Good Cholesterol vs. Bad Cholesterol
Cholesterol is generally thought to be something that is unhealthy. Many foods in the grocery store have labels on them about cholesterol warnings. The products that have a lower amount of cholesterol are considered to be healthier. But you might be surprised to know that not all cholesterol is bad for you. In fact, the right kind of cholesterol can have some very positive benefits.
How Cholesterol is Transported
Unlike some other elements, cholesterol is not absorbed into the blood. Because of its properties, it does not have the ability to dissolve in blood. Instead, it needs to be transported to and from the cells. Lipoproteins are the main carriers of cholesterol and there are two basic types of them: high-density and low-density. Together, the high-density cholesterol and the low-density cholesterol, combined with triglycerides and Lp(a) cholesterol, form the total cholesterol count that can be analyzed with a blood test.
Each type of cholesterol is different and generates a unique response from the body. The high-density lipoprotein (HDL), also known as the good cholesterol, carries approximately one-third to one-fourth of blood cholesterol. According to medical research, high levels of HDL can be an effective protection against a heart attack. Lower levels of HDL, which is defined as less than 40mg/dL, have been linked to an increased risk of heart disease.
The low-density lipoprotein (LDL) is identified as the bad cholesterol. If too much of it is circulated throughout the blood stream, the LDL gradually builds up along the inner walls of the arteries. This is especially dangerous because those inner walls are responsible for feeding the heart and the brain. Over time, the arteries become narrowed and less flexible due to hard plaque deposits. When the arteries are blocked, a condition called atherosclerosis can occur. A heart attack or stroke happens if a narrow artery is blocked too much by a clot.
HDL Cholesterol vs. LDL Cholesterol
High-density lipoproteins are clearly the preferred choice over low-density lipoproteins for a number of reasons. Experts have studied HDL and how they apparently carry cholesterol away from the arteries. With HDL as the carrier, the cholesterol is taken to the liver and passed from the body in a normal way.
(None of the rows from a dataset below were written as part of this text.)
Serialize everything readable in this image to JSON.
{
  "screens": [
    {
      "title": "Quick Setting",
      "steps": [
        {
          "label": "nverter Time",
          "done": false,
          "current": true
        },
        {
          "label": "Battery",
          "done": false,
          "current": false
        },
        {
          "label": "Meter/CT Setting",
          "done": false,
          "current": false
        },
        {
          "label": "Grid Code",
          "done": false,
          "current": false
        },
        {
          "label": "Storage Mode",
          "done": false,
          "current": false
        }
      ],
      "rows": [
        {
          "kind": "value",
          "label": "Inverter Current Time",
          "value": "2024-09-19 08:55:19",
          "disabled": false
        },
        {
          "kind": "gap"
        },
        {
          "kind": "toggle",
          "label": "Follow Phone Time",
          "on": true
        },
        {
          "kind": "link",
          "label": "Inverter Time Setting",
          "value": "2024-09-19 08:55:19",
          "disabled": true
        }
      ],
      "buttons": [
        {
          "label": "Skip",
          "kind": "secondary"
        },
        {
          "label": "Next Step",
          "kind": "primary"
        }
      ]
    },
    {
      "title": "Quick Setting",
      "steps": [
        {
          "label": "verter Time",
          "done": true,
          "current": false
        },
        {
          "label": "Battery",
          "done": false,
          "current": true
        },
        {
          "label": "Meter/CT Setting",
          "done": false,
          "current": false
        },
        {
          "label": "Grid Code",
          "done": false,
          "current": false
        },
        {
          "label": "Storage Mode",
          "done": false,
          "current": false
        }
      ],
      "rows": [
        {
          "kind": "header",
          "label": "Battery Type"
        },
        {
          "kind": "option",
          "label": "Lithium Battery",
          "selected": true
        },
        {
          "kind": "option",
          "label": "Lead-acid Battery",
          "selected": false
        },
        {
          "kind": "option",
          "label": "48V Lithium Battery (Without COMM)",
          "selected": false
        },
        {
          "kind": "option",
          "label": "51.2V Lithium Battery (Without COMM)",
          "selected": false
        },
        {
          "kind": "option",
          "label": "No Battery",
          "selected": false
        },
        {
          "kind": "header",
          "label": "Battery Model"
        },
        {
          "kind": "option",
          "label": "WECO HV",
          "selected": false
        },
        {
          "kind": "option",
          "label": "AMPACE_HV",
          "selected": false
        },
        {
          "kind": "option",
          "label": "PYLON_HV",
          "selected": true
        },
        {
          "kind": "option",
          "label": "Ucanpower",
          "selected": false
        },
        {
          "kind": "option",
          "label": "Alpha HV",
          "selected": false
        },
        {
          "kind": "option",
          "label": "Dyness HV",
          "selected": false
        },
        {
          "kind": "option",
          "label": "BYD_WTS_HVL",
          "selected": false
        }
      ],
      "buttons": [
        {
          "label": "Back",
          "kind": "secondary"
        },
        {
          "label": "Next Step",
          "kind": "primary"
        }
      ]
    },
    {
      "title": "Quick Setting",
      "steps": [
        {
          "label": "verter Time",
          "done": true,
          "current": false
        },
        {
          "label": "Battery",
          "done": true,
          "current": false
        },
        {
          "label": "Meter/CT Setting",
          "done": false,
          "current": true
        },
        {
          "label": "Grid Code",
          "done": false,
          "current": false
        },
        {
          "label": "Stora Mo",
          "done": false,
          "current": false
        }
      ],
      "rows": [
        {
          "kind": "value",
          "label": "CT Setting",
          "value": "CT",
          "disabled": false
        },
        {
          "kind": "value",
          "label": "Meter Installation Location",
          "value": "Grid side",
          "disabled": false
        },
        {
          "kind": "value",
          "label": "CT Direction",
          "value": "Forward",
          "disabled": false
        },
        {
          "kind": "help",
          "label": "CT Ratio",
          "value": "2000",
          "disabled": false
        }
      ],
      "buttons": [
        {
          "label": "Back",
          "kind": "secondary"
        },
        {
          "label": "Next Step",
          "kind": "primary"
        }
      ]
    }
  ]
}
Also, HDL might even be removing the excess cholesterol from the plaque that has formed on the arteries. The build-up of plaque is substantially reduced, leading to a lessened risk of heart problems.
As mentioned above, HDL and LDL are accompanied by triglycerides. They are categorized as a type of fat that is raised or lowered along with the cholesterol levels. Being overweight or obese, smoking, lack of physical activity, drinking excessively, and poor diet are some of the causes of high triglycerides. Typically, people with high levels of triglycerides also have a high level of LDL and a low level of HDL. It is common for people with high triglycerides to have heart disease and/or diabetes as well. Lp(a) cholesterol, a variation of LDL, can assist in the fatty deposits in arteries. Although it has not been fully evaluated, Lp(a) is associated with the bad cholesterol, and could interact with other substances that are located in artery walls. Everyone has different nutritional needs, so check with your doctor to design a diet that increases your amount of HDL, good cholesterol, through healthy foods.